Aksan G., Tezcan M., Cevrim O., Elitok A. , Bilge A. K.

TURK KARDIYOLOJI DERNEGI ARSIVI-ARCHIVES OF THE TURKISH SOCIETY OF CARDIOLOGY, vol.46, no.6, pp.488-493, 2018 (Journal Indexed in ESCI) identifier identifier identifier

  • Publication Type: Article / Review
  • Volume: 46 Issue: 6
  • Publication Date: 2018
  • Doi Number: 10.5543/tkda.2017.77834
  • Title of Journal : TURK KARDIYOLOJI DERNEGI ARSIVI-ARCHIVES OF THE TURKISH SOCIETY OF CARDIOLOGY
  • Page Numbers: pp.488-493

Abstract

A 31-year-old male patient presented with complaints of palpitations, dizziness, and recurrent episodes of syncope. A 12-lead electrocardiogram (ECG) revealed manifest ventricular preexcitation, which suggested Wolff Parkinson White syndrome.
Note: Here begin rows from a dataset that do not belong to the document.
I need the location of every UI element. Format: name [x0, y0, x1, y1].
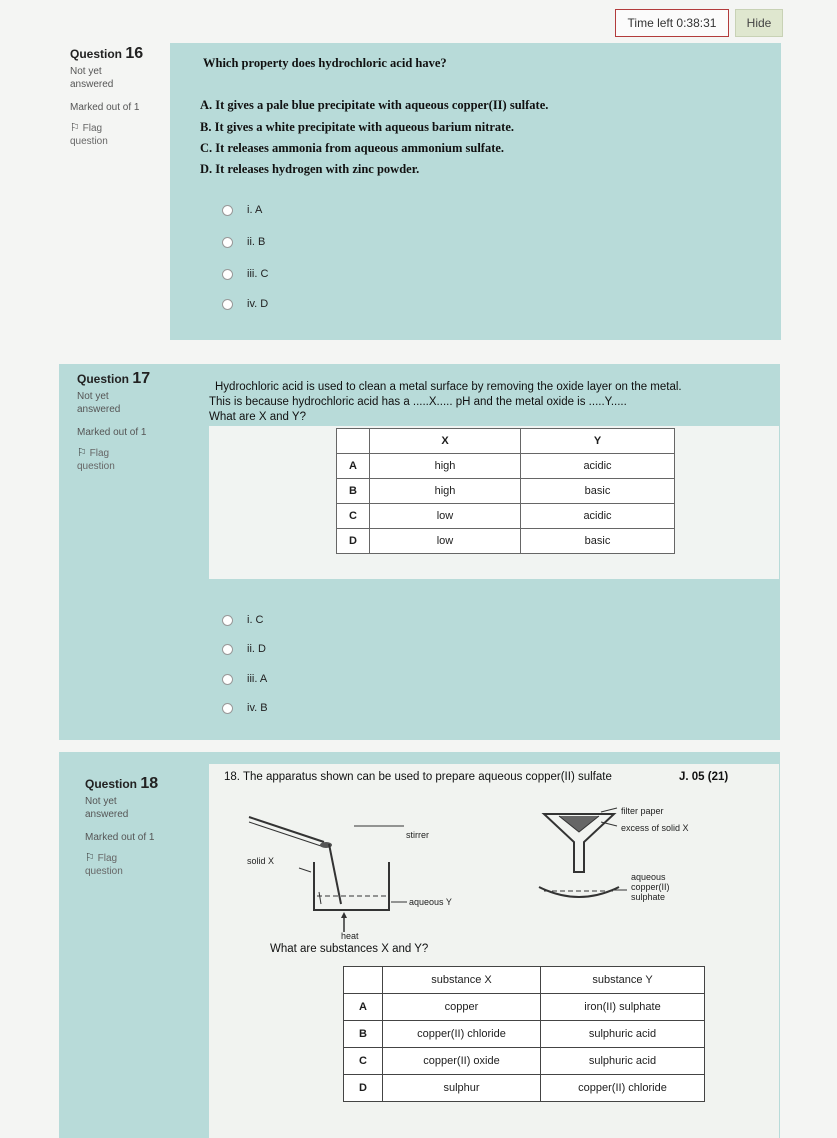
q16-option-3-label: iii. C: [247, 268, 269, 280]
radio-button[interactable]: [222, 674, 233, 685]
q17-cell: basic: [521, 479, 675, 504]
q17-title: Question 17: [77, 370, 151, 387]
q18-flag-question[interactable]: [85, 852, 158, 878]
q18-mark: Marked out of 1: [85, 832, 155, 843]
q17-cell: C: [337, 504, 370, 529]
q18-cell: sulphur: [383, 1075, 541, 1102]
q17-flag-question[interactable]: [77, 447, 150, 473]
q16-title: Question 16: [70, 45, 144, 62]
q17-prompt-2: This is because hydrochloric acid has a .....X..... pH and the metal oxide is .....Y.....: [209, 396, 627, 408]
q17-status-line1: Not yet: [77, 391, 109, 402]
q18-cell: copper(II) oxide: [383, 1048, 541, 1075]
hide-timer-button[interactable]: Hide: [735, 9, 783, 37]
table-row: [344, 1021, 705, 1048]
q17-option-3[interactable]: [222, 673, 267, 685]
q18-flag-label2: question: [85, 866, 123, 877]
q16-option-4-label: iv. D: [247, 298, 269, 310]
q17-th-blank: [337, 429, 370, 454]
q16-statement-b: B. It gives a white precipitate with aqueous barium nitrate.: [200, 120, 514, 134]
q16-flag-question[interactable]: [70, 122, 143, 148]
q16-option-1[interactable]: [222, 204, 262, 216]
time-left: Time left 0:38:31: [615, 9, 729, 37]
table-row: [337, 479, 675, 504]
flag-icon: ⚐: [77, 447, 87, 459]
q17-cell: low: [370, 504, 521, 529]
q17-cell: A: [337, 454, 370, 479]
q18-cell: C: [344, 1048, 383, 1075]
top-bar: [0, 0, 837, 44]
label-aqueous: aqueous: [631, 872, 666, 882]
q17-cell: basic: [521, 529, 675, 554]
q17-option-2[interactable]: [222, 643, 266, 655]
q16-option-3[interactable]: [222, 268, 268, 280]
radio-button[interactable]: [222, 644, 233, 655]
label-aqueous-y: aqueous Y: [409, 897, 452, 907]
q16-status-line2: answered: [70, 79, 114, 90]
label-heat: heat: [341, 931, 359, 941]
q18-prompt: 18. The apparatus shown can be used to prepare aqueous copper(II) sulfate: [224, 771, 612, 783]
radio-button[interactable]: [222, 269, 233, 280]
q17-table: [336, 428, 675, 554]
q17-option-4[interactable]: [222, 702, 268, 714]
q17-prompt-3: What are X and Y?: [209, 411, 306, 423]
radio-button[interactable]: [222, 205, 233, 216]
q17-cell: D: [337, 529, 370, 554]
q18-cell: iron(II) sulphate: [541, 994, 705, 1021]
label-excess-solid-x: excess of solid X: [621, 823, 689, 833]
q17-flag-label1: Flag: [89, 448, 110, 459]
table-row: [344, 1048, 705, 1075]
q16-flag-label1: Flag: [82, 123, 103, 134]
q18-flag-label1: Flag: [97, 853, 118, 864]
q17-option-2-label: ii. D: [247, 643, 266, 655]
q16-statement-a: A. It gives a pale blue precipitate with aqueous copper(II) sulfate.: [200, 98, 549, 112]
q18-apparatus-diagram: [229, 792, 779, 952]
radio-button[interactable]: [222, 237, 233, 248]
q18-cell: D: [344, 1075, 383, 1102]
label-sulphate: sulphate: [631, 892, 666, 902]
q18-content: [59, 752, 780, 1138]
q18-cell: sulphuric acid: [541, 1048, 705, 1075]
label-filter-paper: filter paper: [621, 806, 664, 816]
q16-content: [170, 43, 781, 340]
q18-status-line1: Not yet: [85, 796, 117, 807]
q18-title: Question 18: [85, 775, 159, 792]
q16-flag-label2: question: [70, 136, 108, 147]
radio-button[interactable]: [222, 615, 233, 626]
q18-th-y: substance Y: [541, 967, 705, 994]
radio-button[interactable]: [222, 299, 233, 310]
q17-mark: Marked out of 1: [77, 427, 147, 438]
q17-option-1[interactable]: [222, 614, 264, 626]
q17-info: [77, 372, 150, 473]
flag-icon: ⚐: [85, 852, 95, 864]
q18-th-x: substance X: [383, 967, 541, 994]
q18-table: [343, 966, 705, 1102]
q16-option-2[interactable]: [222, 236, 265, 248]
q16-info: [70, 47, 143, 148]
q16-mark: Marked out of 1: [70, 102, 140, 113]
q17-th-x: X: [370, 429, 521, 454]
q17-cell: acidic: [521, 504, 675, 529]
q18-cell: B: [344, 1021, 383, 1048]
q18-cell: A: [344, 994, 383, 1021]
q16-prompt: Which property does hydrochloric acid have?: [203, 56, 447, 70]
label-copper: copper(II): [631, 882, 670, 892]
q17-cell: low: [370, 529, 521, 554]
flag-icon: ⚐: [70, 122, 80, 134]
q17-status-line2: answered: [77, 404, 121, 415]
q17-flag-label2: question: [77, 461, 115, 472]
q16-statement-c: C. It releases ammonia from aqueous ammonium sulfate.: [200, 141, 505, 155]
q18-ref: J. 05 (21): [679, 771, 729, 783]
radio-button[interactable]: [222, 703, 233, 714]
q16-option-4[interactable]: [222, 298, 268, 310]
q18-th-blank: [344, 967, 383, 994]
q16-status-line1: Not yet: [70, 66, 102, 77]
q17-th-y: Y: [521, 429, 675, 454]
q17-cell: B: [337, 479, 370, 504]
q18-info: [85, 777, 158, 878]
q18-prompt-2: What are substances X and Y?: [270, 943, 429, 955]
q16-statement-d: D. It releases hydrogen with zinc powder.: [200, 162, 420, 176]
table-row: [337, 454, 675, 479]
q17-option-4-label: iv. B: [247, 702, 268, 714]
q16-option-2-label: ii. B: [247, 236, 266, 248]
q18-cell: copper(II) chloride: [541, 1075, 705, 1102]
q17-option-1-label: i. C: [247, 614, 264, 626]
q17-content: [59, 364, 780, 740]
table-row: [344, 1075, 705, 1102]
q18-cell: copper(II) chloride: [383, 1021, 541, 1048]
table-row: [337, 529, 675, 554]
table-row: [337, 504, 675, 529]
q18-cell: copper: [383, 994, 541, 1021]
label-solid-x: solid X: [247, 856, 275, 866]
label-stirrer: stirrer: [406, 830, 429, 840]
q17-prompt-1: Hydrochloric acid is used to clean a metal surface by removing the oxide layer on the metal.: [215, 381, 682, 393]
q17-cell: acidic: [521, 454, 675, 479]
q17-cell: high: [370, 454, 521, 479]
q16-option-1-label: i. A: [247, 204, 263, 216]
q17-option-3-label: iii. A: [247, 673, 268, 685]
q18-status-line2: answered: [85, 809, 129, 820]
table-row: [344, 994, 705, 1021]
q18-cell: sulphuric acid: [541, 1021, 705, 1048]
q17-cell: high: [370, 479, 521, 504]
In addition, an incomplete right bundle branch block and a 3-mm ST segment elevation ending with inverted T-waves in V2 were consistent with coved-type (type 1) Brugada pattern. An electrophysiological study was performed, and during the mapping, the earliest ventricular activation with the shortest A-V interval was found on the mitral annulus posterolateral site. After successful radio-frequency catheter ablation of the accessory pathway, the Brugada pattern on the ECG changed, which prompted an ajmaline provocation test. A type 1 Brugada ECG pattern occurred following the administration of ajmaline. Considering the probable symptom combinations of these 2 coexisting syndromes and the presence of recurrent episodes of syncope, programmed ventricular stimulation was performed and subsequently, ventricular fibrillation was induced. An implantable cardioverter-defibrillator was implanted soon after.